When switching regimes, the gain-scheduled controller performs bumpless transfer — a linear interpolation over a configurable interval that prevents actuator jumps:

controllers = {
    OperatingRegime.RAMP_UP: RegimeController(
        OperatingRegime.RAMP_UP,
        Kp=np.array([3.0]), Ki=np.array([0.5]), Kd=np.zeros(1),
        x_ref=np.array([15.0]),  # target: 15 MA
        constraints={"u_max": 100.0},
    ),
    OperatingRegime.L_MODE_FLAT: RegimeController(
        OperatingRegime.L_MODE_FLAT,
        Kp=np.array([1.0]), Ki=np.array([0.2]), Kd=np.zeros(1),
        x_ref=np.array([15.0]),
        constraints={"u_max": 50.0},
    ),
    OperatingRegime.H_MODE_FLAT: RegimeController(
        OperatingRegime.H_MODE_FLAT,
        Kp=np.array([0.5]), Ki=np.array([0.1]), Kd=np.array([0.05]),
        x_ref=np.array([15.0]),
        constraints={"u_max": 30.0},
    ),
}

gsc = GainScheduledController(controllers, transfer_time=0.5)

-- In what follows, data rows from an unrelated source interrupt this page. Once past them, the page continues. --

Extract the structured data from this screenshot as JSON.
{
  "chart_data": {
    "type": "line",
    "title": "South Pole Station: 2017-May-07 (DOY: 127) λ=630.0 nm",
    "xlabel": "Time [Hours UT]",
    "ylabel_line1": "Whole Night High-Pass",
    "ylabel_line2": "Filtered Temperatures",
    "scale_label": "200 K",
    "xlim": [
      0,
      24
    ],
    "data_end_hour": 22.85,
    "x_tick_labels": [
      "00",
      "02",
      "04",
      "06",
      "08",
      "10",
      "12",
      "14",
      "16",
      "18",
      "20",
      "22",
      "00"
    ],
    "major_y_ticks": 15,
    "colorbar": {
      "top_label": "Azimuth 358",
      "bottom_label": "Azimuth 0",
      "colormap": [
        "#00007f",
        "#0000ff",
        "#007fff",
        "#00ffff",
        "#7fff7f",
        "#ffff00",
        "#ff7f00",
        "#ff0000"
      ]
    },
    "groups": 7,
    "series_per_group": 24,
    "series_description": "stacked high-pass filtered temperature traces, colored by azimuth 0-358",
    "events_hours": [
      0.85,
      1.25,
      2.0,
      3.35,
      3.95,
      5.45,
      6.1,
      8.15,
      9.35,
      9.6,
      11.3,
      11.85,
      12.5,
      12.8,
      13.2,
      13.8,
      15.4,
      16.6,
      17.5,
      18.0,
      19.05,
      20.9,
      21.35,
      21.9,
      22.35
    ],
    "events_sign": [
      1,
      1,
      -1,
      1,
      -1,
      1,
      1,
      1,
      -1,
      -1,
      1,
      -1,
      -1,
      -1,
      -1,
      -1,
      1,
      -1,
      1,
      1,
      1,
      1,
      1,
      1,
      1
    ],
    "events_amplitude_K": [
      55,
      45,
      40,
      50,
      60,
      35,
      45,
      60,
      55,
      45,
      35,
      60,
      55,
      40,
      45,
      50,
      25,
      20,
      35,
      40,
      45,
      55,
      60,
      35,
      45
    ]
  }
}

# Simulate regime transition
x = np.array([10.0])  # current state: 10 MA

u_ramp = gsc.step(x, t=5.0, dt=0.1, regime=OperatingRegime.RAMP_UP)
print(f"Ramp-up command: {u_ramp[0]:.1f}")

# Transition to L-mode
u_trans = gsc.step(x, t=60.0, dt=0.1, regime=OperatingRegime.L_MODE_FLAT)
print(f"During transfer: {u_trans[0]:.1f}")

# Fully in L-mode
for _ in range(10):
    u_lmode = gsc.step(x, t=70.0, dt=0.1, regime=OperatingRegime.L_MODE_FLAT)
print(f"L-mode command: {u_lmode[0]:.1f}")

Full Scenario Simulation

import matplotlib.pyplot as plt

sched = iter_baseline_schedule()

# Simulate 480 s ITER discharge
dt = 1.0
t_range = np.arange(0, 480, dt)
x = np.array([0.0])  # Ip = 0 at start

Ip_history = []
regime_history = []

for t in t_range:
    vals = sched.evaluate(t)
    x_ref = np.array([vals["Ip"]])

    # Detect regime
    dstate = np.gradient(x) if len(Ip_history) > 1 else np.array([0.5])
    tau_E = 1.0 + (vals.get("P_NBI", 0) / 33.0) * 1.5
    regime = detector.detect(x, dstate, tau_E=tau_E, p_disrupt=0.0)

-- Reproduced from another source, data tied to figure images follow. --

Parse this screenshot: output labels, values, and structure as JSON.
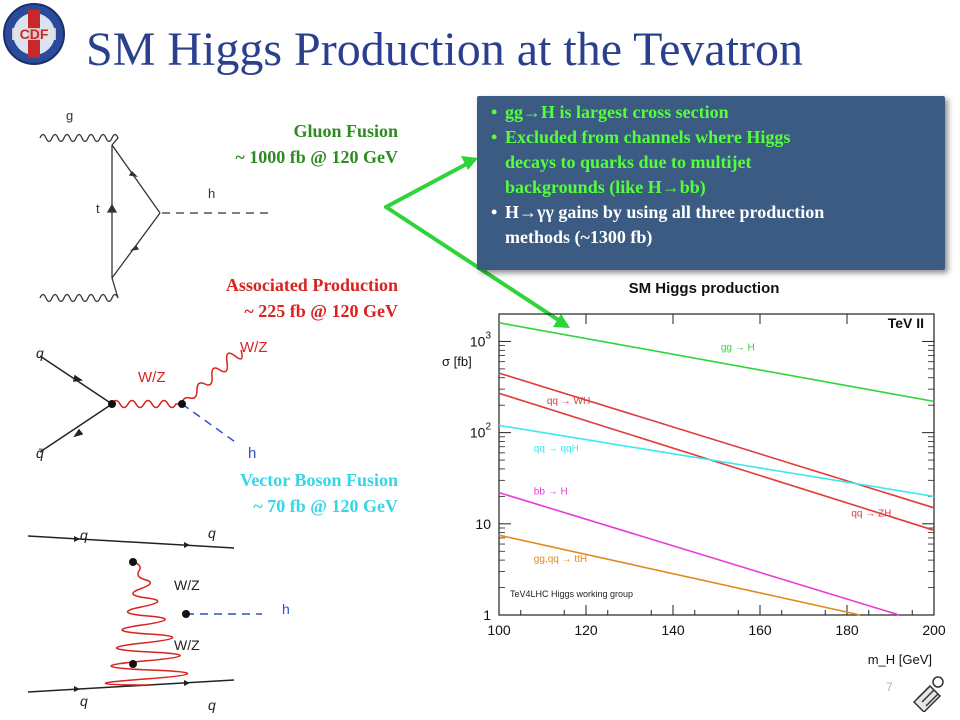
{
  "slide": {
    "title": "SM Higgs Production at the Tevatron",
    "page_number": "7",
    "logo_text": "CDF"
  },
  "processes": [
    {
      "name": "Gluon Fusion",
      "xsec": "~ 1000 fb @ 120 GeV",
      "color": "#2e8b21"
    },
    {
      "name": "Associated Production",
      "xsec": "~ 225 fb @ 120 GeV",
      "color": "#d8231e"
    },
    {
      "name": "Vector Boson Fusion",
      "xsec": "~ 70 fb @ 120 GeV",
      "color": "#36d6e6"
    }
  ],
  "callout": {
    "items": [
      {
        "lines": [
          "gg→H is largest cross section"
        ],
        "color": "#54ff3a"
      },
      {
        "lines": [
          "Excluded from channels where Higgs",
          "decays to quarks due to multijet",
          "backgrounds (like H→bb)"
        ],
        "color": "#54ff3a"
      },
      {
        "lines": [
          "H→γγ gains by using all three production",
          "methods (~1300 fb)"
        ],
        "color": "#ffffff"
      }
    ]
  },
  "diagrams": {
    "ggf": {
      "g": "g",
      "t": "t",
      "h": "h"
    },
    "assoc": {
      "q": "q",
      "qbar": "q̄",
      "wz1": "W/Z",
      "wz2": "W/Z",
      "h": "h"
    },
    "vbf": {
      "q1": "q",
      "q2": "q",
      "q3": "q",
      "q4": "q",
      "wz1": "W/Z",
      "wz2": "W/Z",
      "h": "h"
    }
  },
  "chart_data": {
    "type": "line",
    "title": "SM Higgs production",
    "xlabel": "m_H [GeV]",
    "ylabel": "σ [fb]",
    "xlim": [
      100,
      200
    ],
    "ylim": [
      1,
      2000
    ],
    "yscale": "log",
    "x_ticks": [
      100,
      120,
      140,
      160,
      180,
      200
    ],
    "y_tick_labels": [
      "1",
      "10",
      "10²",
      "10³"
    ],
    "annotations": [
      "TeV II",
      "TeV4LHC Higgs working group"
    ],
    "series": [
      {
        "name": "gg → H",
        "color": "#2fd43a",
        "x": [
          100,
          200
        ],
        "y": [
          1600,
          220
        ]
      },
      {
        "name": "qq → WH",
        "color": "#e23a3a",
        "x": [
          100,
          200
        ],
        "y": [
          450,
          15
        ]
      },
      {
        "name": "qq → ZH",
        "color": "#e23a3a",
        "x": [
          100,
          200
        ],
        "y": [
          270,
          8.5
        ]
      },
      {
        "name": "qq → qqH",
        "color": "#3ce8f0",
        "x": [
          100,
          200
        ],
        "y": [
          120,
          20
        ]
      },
      {
        "name": "bb → H",
        "color": "#e63cd6",
        "x": [
          100,
          192
        ],
        "y": [
          22,
          1
        ]
      },
      {
        "name": "gg,qq → ttH",
        "color": "#e08a1e",
        "x": [
          100,
          183
        ],
        "y": [
          7.5,
          1
        ]
      }
    ],
    "series_labels": [
      {
        "text": "gg → H",
        "at": [
          151,
          800
        ]
      },
      {
        "text": "qq → WH",
        "at": [
          111,
          205
        ]
      },
      {
        "text": "qq → qqH",
        "at": [
          108,
          62
        ]
      },
      {
        "text": "bb → H",
        "at": [
          108,
          21
        ]
      },
      {
        "text": "qq → ZH",
        "at": [
          181,
          12
        ]
      },
      {
        "text": "gg,qq → ttH",
        "at": [
          108,
          3.8
        ]
      }
    ]
  }
}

    u = gsc.step(x, t, dt, regime=regime)

    # Simple plant model
    x = x + 0.1 * u * dt
    x = np.clip(x, 0, 20)

    Ip_history.append(x[0])
    regime_history.append(regime.value)

fig, axes = plt.subplots(2, 1, figsize=(12, 6), sharex=True)

# Plot scheduled vs. achieved Ip
scheduled_Ip = [sched.evaluate(t)["Ip"] for t in t_range]
axes[0].plot(t_range, scheduled_Ip, "b--", label="Scheduled")
axes[0].plot(t_range, Ip_history, "r-", label="Achieved")
axes[0].set_ylabel("Ip [MA]")
axes[0].legend()
axes[0].set_title("ITER 15 MA Baseline — Gain-Scheduled Control")

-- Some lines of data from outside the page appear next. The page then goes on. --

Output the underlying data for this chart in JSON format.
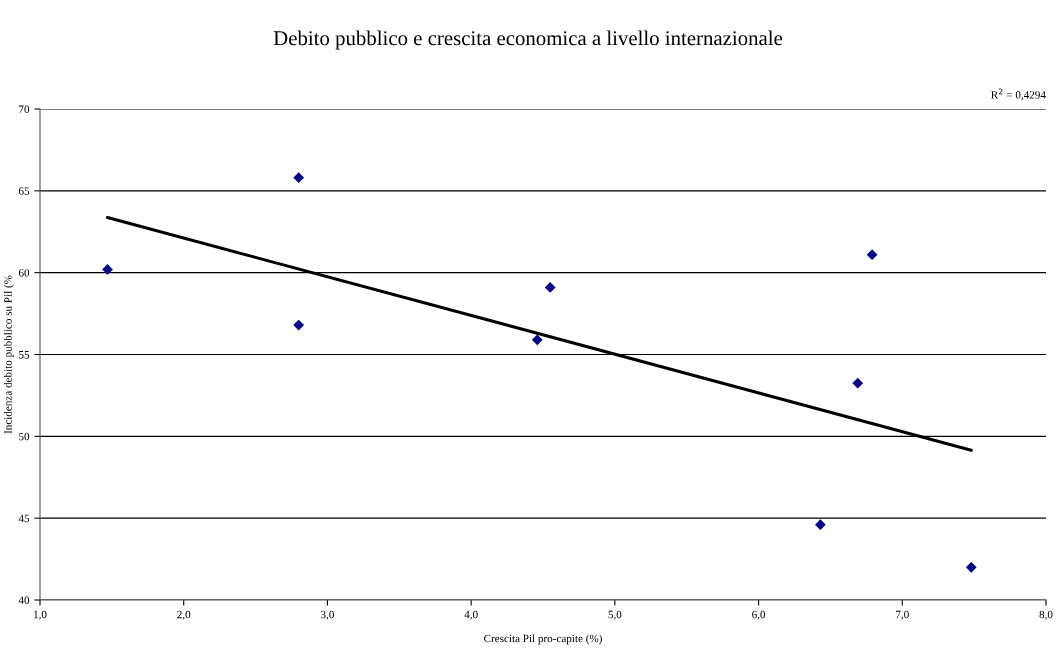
{
  "chart_data": {
    "type": "scatter",
    "title": "Debito pubblico e crescita economica a livello internazionale",
    "xlabel": "Crescita Pil pro-capite (%)",
    "ylabel": "Incidenza debito pubblico su Pil (%",
    "annotations": [
      "R$^{2}$ = 0,4294"
    ],
    "series": [
      {
        "type": "scatter",
        "color": "#000080",
        "marker": "diamond",
        "x": [
          1.47,
          2.8,
          2.8,
          4.46,
          4.55,
          6.43,
          6.69,
          6.79,
          7.48
        ],
        "values": [
          60.2,
          65.8,
          56.8,
          55.9,
          59.1,
          44.6,
          53.25,
          61.1,
          42.0
        ]
      },
      {
        "type": "line",
        "color": "#000000",
        "line_style": "solid",
        "x": [
          1.47,
          7.48
        ],
        "values": [
          63.37,
          49.15
        ]
      }
    ],
    "xlim": [
      1,
      8
    ],
    "xticks": [
      {
        "value": 1,
        "label": "1,0"
      },
      {
        "value": 2,
        "label": "2,0"
      },
      {
        "value": 3,
        "label": "3,0"
      },
      {
        "value": 4,
        "label": "4,0"
      },
      {
        "value": 5,
        "label": "5,0"
      },
      {
        "value": 6,
        "label": "6,0"
      },
      {
        "value": 7,
        "label": "7,0"
      },
      {
        "value": 8,
        "label": "8,0"
      }
    ],
    "ylim": [
      40,
      70
    ],
    "yticks": [
      40,
      45,
      50,
      55,
      60,
      65,
      70
    ],
    "grid": "y"
  }
}
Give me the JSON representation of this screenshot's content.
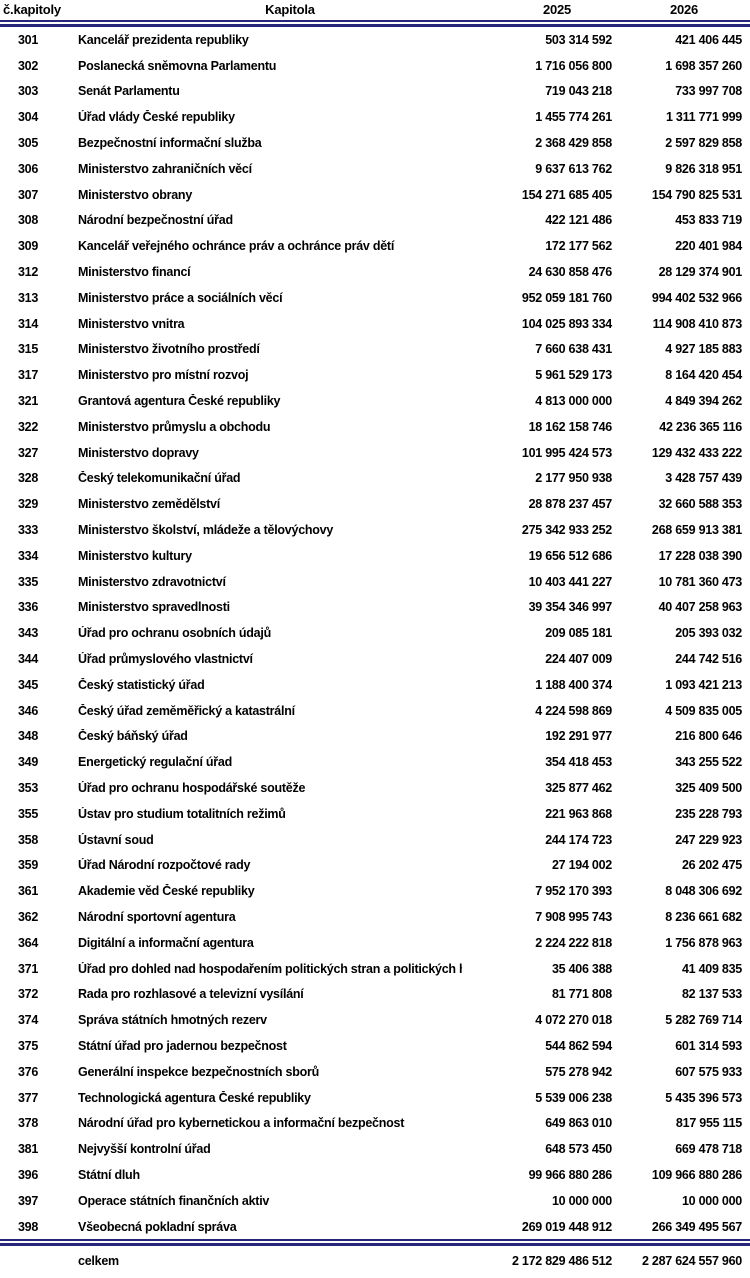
{
  "colors": {
    "rule_navy": "#26267b",
    "text": "#000000"
  },
  "table": {
    "headers": {
      "col_number": "č.kapitoly",
      "col_name": "Kapitola",
      "col_2025": "2025",
      "col_2026": "2026"
    },
    "rows": [
      {
        "number": "301",
        "name": "Kancelář prezidenta republiky",
        "y2025": "503 314 592",
        "y2026": "421 406 445"
      },
      {
        "number": "302",
        "name": "Poslanecká sněmovna Parlamentu",
        "y2025": "1 716 056 800",
        "y2026": "1 698 357 260"
      },
      {
        "number": "303",
        "name": "Senát Parlamentu",
        "y2025": "719 043 218",
        "y2026": "733 997 708"
      },
      {
        "number": "304",
        "name": "Úřad vlády České republiky",
        "y2025": "1 455 774 261",
        "y2026": "1 311 771 999"
      },
      {
        "number": "305",
        "name": "Bezpečnostní informační služba",
        "y2025": "2 368 429 858",
        "y2026": "2 597 829 858"
      },
      {
        "number": "306",
        "name": "Ministerstvo zahraničních věcí",
        "y2025": "9 637 613 762",
        "y2026": "9 826 318 951"
      },
      {
        "number": "307",
        "name": "Ministerstvo obrany",
        "y2025": "154 271 685 405",
        "y2026": "154 790 825 531"
      },
      {
        "number": "308",
        "name": "Národní bezpečnostní úřad",
        "y2025": "422 121 486",
        "y2026": "453 833 719"
      },
      {
        "number": "309",
        "name": "Kancelář veřejného ochránce práv a ochránce práv dětí",
        "y2025": "172 177 562",
        "y2026": "220 401 984"
      },
      {
        "number": "312",
        "name": "Ministerstvo financí",
        "y2025": "24 630 858 476",
        "y2026": "28 129 374 901"
      },
      {
        "number": "313",
        "name": "Ministerstvo práce a sociálních věcí",
        "y2025": "952 059 181 760",
        "y2026": "994 402 532 966"
      },
      {
        "number": "314",
        "name": "Ministerstvo vnitra",
        "y2025": "104 025 893 334",
        "y2026": "114 908 410 873"
      },
      {
        "number": "315",
        "name": "Ministerstvo životního prostředí",
        "y2025": "7 660 638 431",
        "y2026": "4 927 185 883"
      },
      {
        "number": "317",
        "name": "Ministerstvo pro místní rozvoj",
        "y2025": "5 961 529 173",
        "y2026": "8 164 420 454"
      },
      {
        "number": "321",
        "name": "Grantová agentura České republiky",
        "y2025": "4 813 000 000",
        "y2026": "4 849 394 262"
      },
      {
        "number": "322",
        "name": "Ministerstvo průmyslu a obchodu",
        "y2025": "18 162 158 746",
        "y2026": "42 236 365 116"
      },
      {
        "number": "327",
        "name": "Ministerstvo dopravy",
        "y2025": "101 995 424 573",
        "y2026": "129 432 433 222"
      },
      {
        "number": "328",
        "name": "Český telekomunikační úřad",
        "y2025": "2 177 950 938",
        "y2026": "3 428 757 439"
      },
      {
        "number": "329",
        "name": "Ministerstvo zemědělství",
        "y2025": "28 878 237 457",
        "y2026": "32 660 588 353"
      },
      {
        "number": "333",
        "name": "Ministerstvo školství, mládeže a tělovýchovy",
        "y2025": "275 342 933 252",
        "y2026": "268 659 913 381"
      },
      {
        "number": "334",
        "name": "Ministerstvo kultury",
        "y2025": "19 656 512 686",
        "y2026": "17 228 038 390"
      },
      {
        "number": "335",
        "name": "Ministerstvo zdravotnictví",
        "y2025": "10 403 441 227",
        "y2026": "10 781 360 473"
      },
      {
        "number": "336",
        "name": "Ministerstvo spravedlnosti",
        "y2025": "39 354 346 997",
        "y2026": "40 407 258 963"
      },
      {
        "number": "343",
        "name": "Úřad pro ochranu osobních údajů",
        "y2025": "209 085 181",
        "y2026": "205 393 032"
      },
      {
        "number": "344",
        "name": "Úřad průmyslového vlastnictví",
        "y2025": "224 407 009",
        "y2026": "244 742 516"
      },
      {
        "number": "345",
        "name": "Český statistický úřad",
        "y2025": "1 188 400 374",
        "y2026": "1 093 421 213"
      },
      {
        "number": "346",
        "name": "Český úřad zeměměřický a katastrální",
        "y2025": "4 224 598 869",
        "y2026": "4 509 835 005"
      },
      {
        "number": "348",
        "name": "Český báňský úřad",
        "y2025": "192 291 977",
        "y2026": "216 800 646"
      },
      {
        "number": "349",
        "name": "Energetický regulační úřad",
        "y2025": "354 418 453",
        "y2026": "343 255 522"
      },
      {
        "number": "353",
        "name": "Úřad pro ochranu hospodářské soutěže",
        "y2025": "325 877 462",
        "y2026": "325 409 500"
      },
      {
        "number": "355",
        "name": "Ústav pro studium totalitních režimů",
        "y2025": "221 963 868",
        "y2026": "235 228 793"
      },
      {
        "number": "358",
        "name": "Ústavní soud",
        "y2025": "244 174 723",
        "y2026": "247 229 923"
      },
      {
        "number": "359",
        "name": "Úřad Národní rozpočtové rady",
        "y2025": "27 194 002",
        "y2026": "26 202 475"
      },
      {
        "number": "361",
        "name": "Akademie věd České republiky",
        "y2025": "7 952 170 393",
        "y2026": "8 048 306 692"
      },
      {
        "number": "362",
        "name": "Národní sportovní agentura",
        "y2025": "7 908 995 743",
        "y2026": "8 236 661 682"
      },
      {
        "number": "364",
        "name": "Digitální a informační agentura",
        "y2025": "2 224 222 818",
        "y2026": "1 756 878 963"
      },
      {
        "number": "371",
        "name": "Úřad pro dohled nad hospodařením politických stran a politických hnutí",
        "y2025": "35 406 388",
        "y2026": "41 409 835"
      },
      {
        "number": "372",
        "name": "Rada pro rozhlasové a televizní vysílání",
        "y2025": "81 771 808",
        "y2026": "82 137 533"
      },
      {
        "number": "374",
        "name": "Správa státních hmotných rezerv",
        "y2025": "4 072 270 018",
        "y2026": "5 282 769 714"
      },
      {
        "number": "375",
        "name": "Státní úřad pro jadernou bezpečnost",
        "y2025": "544 862 594",
        "y2026": "601 314 593"
      },
      {
        "number": "376",
        "name": "Generální inspekce bezpečnostních sborů",
        "y2025": "575 278 942",
        "y2026": "607 575 933"
      },
      {
        "number": "377",
        "name": "Technologická agentura České republiky",
        "y2025": "5 539 006 238",
        "y2026": "5 435 396 573"
      },
      {
        "number": "378",
        "name": "Národní úřad pro kybernetickou a informační bezpečnost",
        "y2025": "649 863 010",
        "y2026": "817 955 115"
      },
      {
        "number": "381",
        "name": "Nejvyšší kontrolní úřad",
        "y2025": "648 573 450",
        "y2026": "669 478 718"
      },
      {
        "number": "396",
        "name": "Státní dluh",
        "y2025": "99 966 880 286",
        "y2026": "109 966 880 286"
      },
      {
        "number": "397",
        "name": "Operace státních finančních aktiv",
        "y2025": "10 000 000",
        "y2026": "10 000 000"
      },
      {
        "number": "398",
        "name": "Všeobecná pokladní správa",
        "y2025": "269 019 448 912",
        "y2026": "266 349 495 567"
      }
    ],
    "footer": {
      "label": "celkem",
      "y2025": "2 172 829 486 512",
      "y2026": "2 287 624 557 960"
    }
  }
}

axes[1].plot(t_range, regime_history)
axes[1].set_ylabel("Regime")
axes[1].set_xlabel("Time [s]")
axes[1].set_yticks([0, 1, 2, 3, 4])
axes[1].set_yticklabels(["Ramp-Up", "L-Flat", "H-Flat", "Ramp-Down", "Disruption"])

plt.tight_layout()
plt.show()

Design Tips

Waveform design:

  • NBI power ramp should lead the current ramp by 2–5 s to ensure adequate heating during the Ohmic-to-auxiliary transition.

  • Gas fuelling should track the Greenwald fraction \(f_G = \bar{n} / n_G < 0.85\).

  • ECCD power should be staged: start with q-profile shaping during ramp-up, switch to NTM suppression duty during flat-top.

Regime transitions:

  • The L-H transition is the most sensitive point: a too-aggressive power ramp can trigger ELMs before the pedestal is established.

  • Transfer time of 0.3–0.5 s gives smooth actuator transitions without losing tracking performance.

  • The H-L back-transition during ramp-down requires reducing NBI power gradually to avoid a hard mode lock.